1.OpenGL does not include windowing system. I knew that. This is reason why OpenGL is cross platform. Window, Linux, etc, etc each have their own windowing system. There are also cross-platform ones like Glut and QT (which is what I chose to build on).
2.Qt encapsulates different version of OpenGL function calls into different classes. You can specify what version of OpenGL to try to use. I put all my OpenGL function calls into a "Viewer" class that inherits from QOpenGLFunctions_4_0_Core, which gives me all the core OpenGl 4.0 function calls. So, this is different from what I understand GLEW does, which finds all the available OpenGL function calls. Qt also has OpenGl encapsulating functions like
1. QOpenGLShaderProgram encapsulates the loading, binding of GLSL shaders, glEnableVertexAttribArray and glVertexAttribPointer
2. QOpenGLBuffer encapsulates glGenBuffers,glBindBuffer, glBufferData
3. QOpenGLTexture encapsulates glTexImage2D, glBindTexture
4.QOpenGLVertexArrayObject replaces glGenVertexArrays, glBindVertexArray
But the more I learn OpenGL from guides (like OpenGL programming guide 4.3 ) and tutorials the more annoying it is to translate in my head the gl* functions to Qt object calls. So, I ended up ignoring these.
One good thing about Qt, is that I don't need to use the Qt encapsulating class objects if I don't want to. However, because of the added layer of complexity by Qt, it might be the reason for the inconsistencies I found.
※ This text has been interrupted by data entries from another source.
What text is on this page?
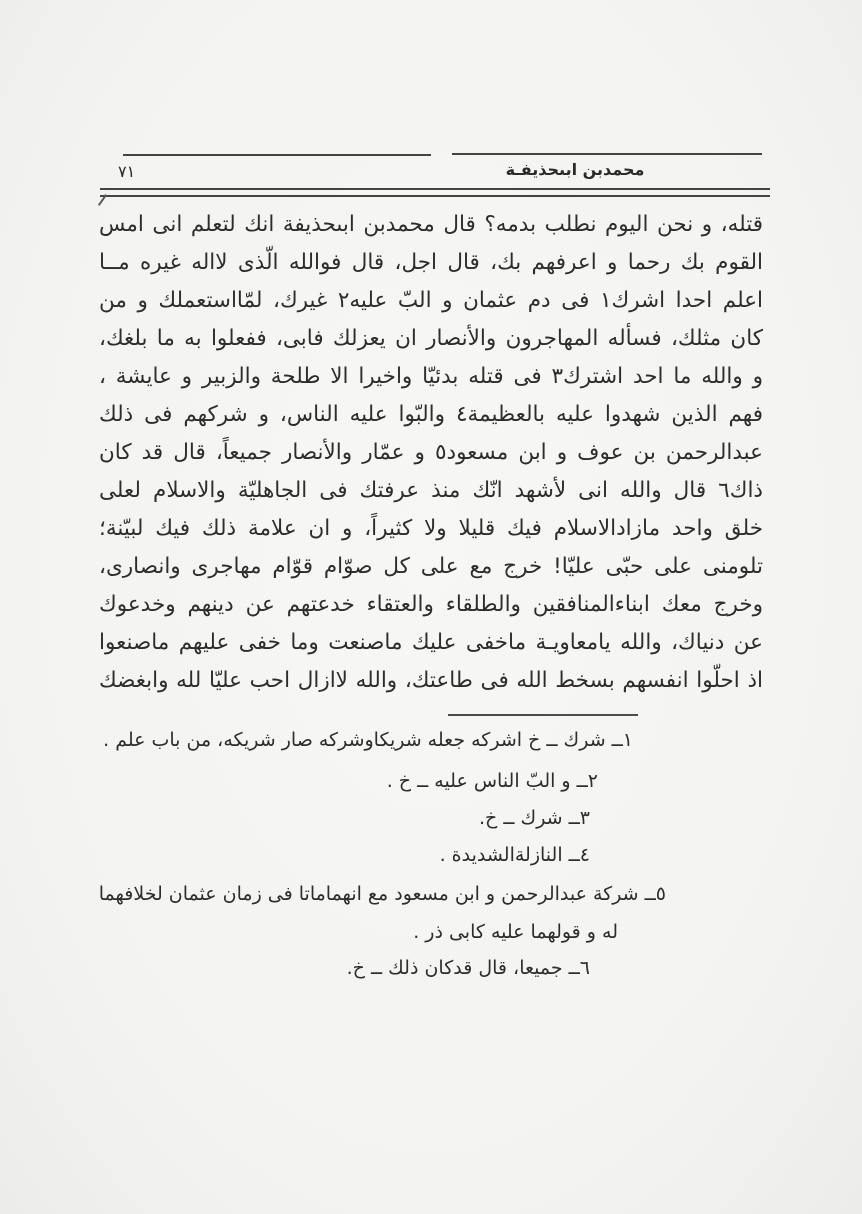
محمدبن ابىحذيفـة
٧١
قتله، و نحن اليوم نطلب بدمه؟ قال محمدبن ابىحذيفة انك لتعلم انى امس
القوم بك رحما و اعرفهم بك، قال اجل، قال فوالله الّذى لااله غيره مــا
اعلم احدا اشرك١ فى دم عثمان و البّ عليه٢ غيرك، لمّااستعملك و من
كان مثلك، فسأله المهاجرون والأنصار ان يعزلك فابى، ففعلوا به ما بلغك،
و والله ما احد اشترك٣ فى قتله بدئيّا واخيرا الا طلحة والزبير و عايشة ،
فهم الذين شهدوا عليه بالعظيمة٤ والبّوا عليه الناس، و شركهم فى ذلك
عبدالرحمن بن عوف و ابن مسعود٥ و عمّار والأنصار جميعاً، قال قد كان
ذاك٦ قال والله انى لأشهد انّك منذ عرفتك فى الجاهليّة والاسلام لعلى
خلق واحد مازادالاسلام فيك قليلا ولا كثيراً، و ان علامة ذلك فيك لبيّنة؛
تلومنى على حبّى عليّا! خرج مع على كل صوّام قوّام مهاجرى وانصارى،
وخرج معك ابناءالمنافقين والطلقاء والعتقاء خدعتهم عن دينهم وخدعوك
عن دنياك، والله يامعاويـة ماخفى عليك ماصنعت وما خفى عليهم ماصنعوا
اذ احلّوا انفسهم بسخط الله فى طاعتك، والله لاازال احب عليّا لله وابغضك
١ــ شرك ــ خ اشركه جعله شريكاوشركه صار شريكه، من باب علم .
٢ــ و البّ الناس عليه ــ خ .
٣ــ شرك ــ خ.
٤ــ النازلةالشديدة .
٥ــ شركة عبدالرحمن و ابن مسعود مع انهماماتا فى زمان عثمان لخلافهما
له و قولهما عليه كابى ذر .
٦ــ جميعا، قال قدكان ذلك ــ خ.
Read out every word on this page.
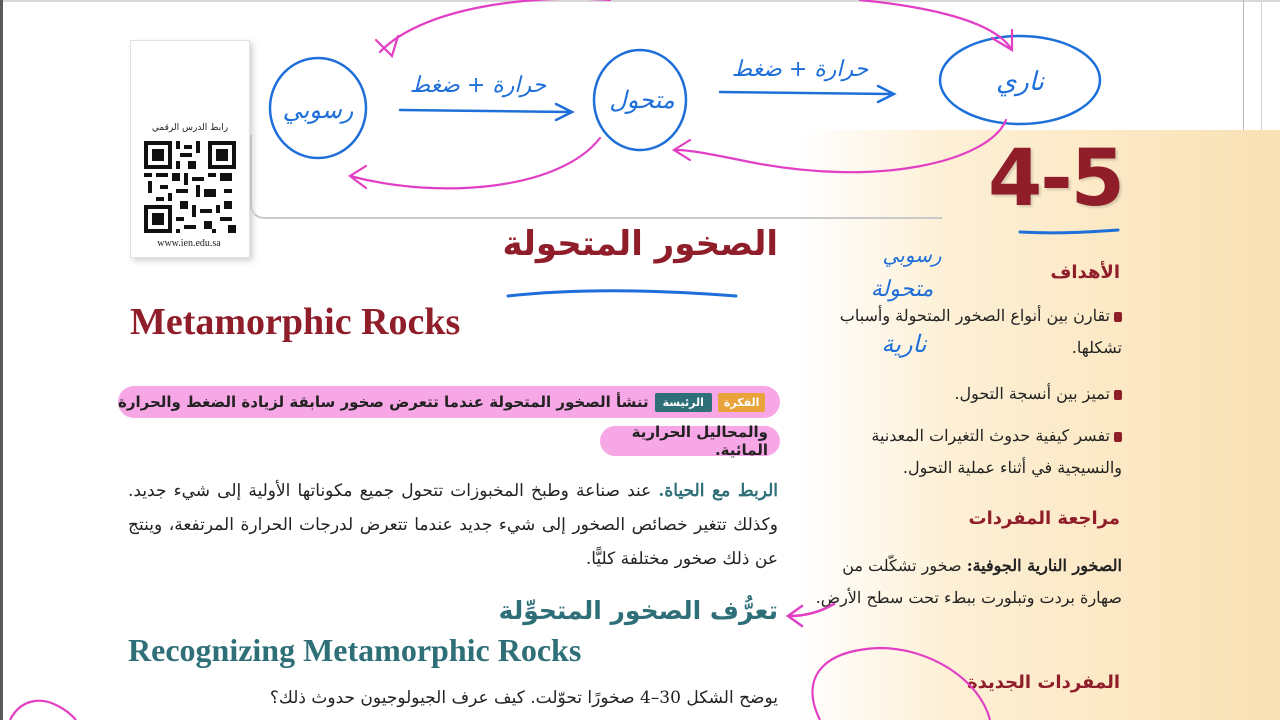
رابط الدرس الرقمي
www.ien.edu.sa
4-5
الصخور المتحولة
Metamorphic Rocks
الفكرة
الرئيسة
تنشأ الصخور المتحولة عندما تتعرض صخور سابقة لزيادة الضغط والحرارة
والمحاليل الحرارية المائية.
الربط مع الحياة. عند صناعة وطبخ المخبوزات تتحول جميع مكوناتها الأولية إلى شيء جديد. وكذلك تتغير خصائص الصخور إلى شيء جديد عندما تتعرض لدرجات الحرارة المرتفعة، وينتج عن ذلك صخور مختلفة كليًّا.
تعرُّف الصخور المتحوِّلة
Recognizing Metamorphic Rocks
يوضح الشكل 30–4 صخورًا تحوّلت. كيف عرف الجيولوجيون حدوث ذلك؟
الأهداف
تقارن بين أنواع الصخور المتحولة وأسباب تشكلها.
تميز بين أنسجة التحول.
تفسر كيفية حدوث التغيرات المعدنية والنسيجية في أثناء عملية التحول.
مراجعة المفردات
الصخور النارية الجوفية: صخور تشكّلت من صهارة بردت وتبلورت ببطء تحت سطح الأرض.
المفردات الجديدة
رسوبي	متحول
ناري
حرارة + ضغط
حرارة + ضغط
رسوبي
متحولة
نارية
3. OpenGL also does not support texture import which again Qt supports. I used Qt's own QImage class that can read image file and convert it to RGBAA required for glTexStorage2D.
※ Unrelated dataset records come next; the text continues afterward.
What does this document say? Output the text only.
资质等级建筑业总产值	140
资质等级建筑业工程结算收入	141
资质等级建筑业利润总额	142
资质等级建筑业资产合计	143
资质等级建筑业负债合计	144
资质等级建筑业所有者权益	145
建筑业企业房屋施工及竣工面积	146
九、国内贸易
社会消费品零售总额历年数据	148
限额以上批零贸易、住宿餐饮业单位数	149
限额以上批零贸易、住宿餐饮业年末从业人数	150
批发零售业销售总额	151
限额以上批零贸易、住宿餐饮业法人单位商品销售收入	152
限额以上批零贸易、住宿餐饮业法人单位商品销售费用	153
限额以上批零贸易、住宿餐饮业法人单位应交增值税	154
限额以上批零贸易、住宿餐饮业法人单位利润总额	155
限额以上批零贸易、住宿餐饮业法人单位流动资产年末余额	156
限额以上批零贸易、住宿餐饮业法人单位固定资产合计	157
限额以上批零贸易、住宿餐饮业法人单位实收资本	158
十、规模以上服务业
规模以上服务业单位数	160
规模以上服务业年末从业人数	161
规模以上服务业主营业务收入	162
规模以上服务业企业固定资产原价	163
4. All the OpenGL tutorial demos I've seen passed vectors and positions attributes from vertex to fragment shader with the default varying qualifier in world space, but gl_position in perspective space. In my mind, the normal, viewer, light direction vectors needs to be also transformed to perspective space. I asked the same question this on stackoverflow, and digged digger. I found a scratchapixel article explaining how to perspective-correct interpolate depth and other attributes in C++ and that OpenGl and DirectX already had implemented it. Thus, in my engine, all I need to get perspective-correct interpolation of normals, vertex coordinates, etc is to pass the attribute in view coordinate space. OpenGl will automatically change them into perspective space. However, I have to manually do the perspective divide.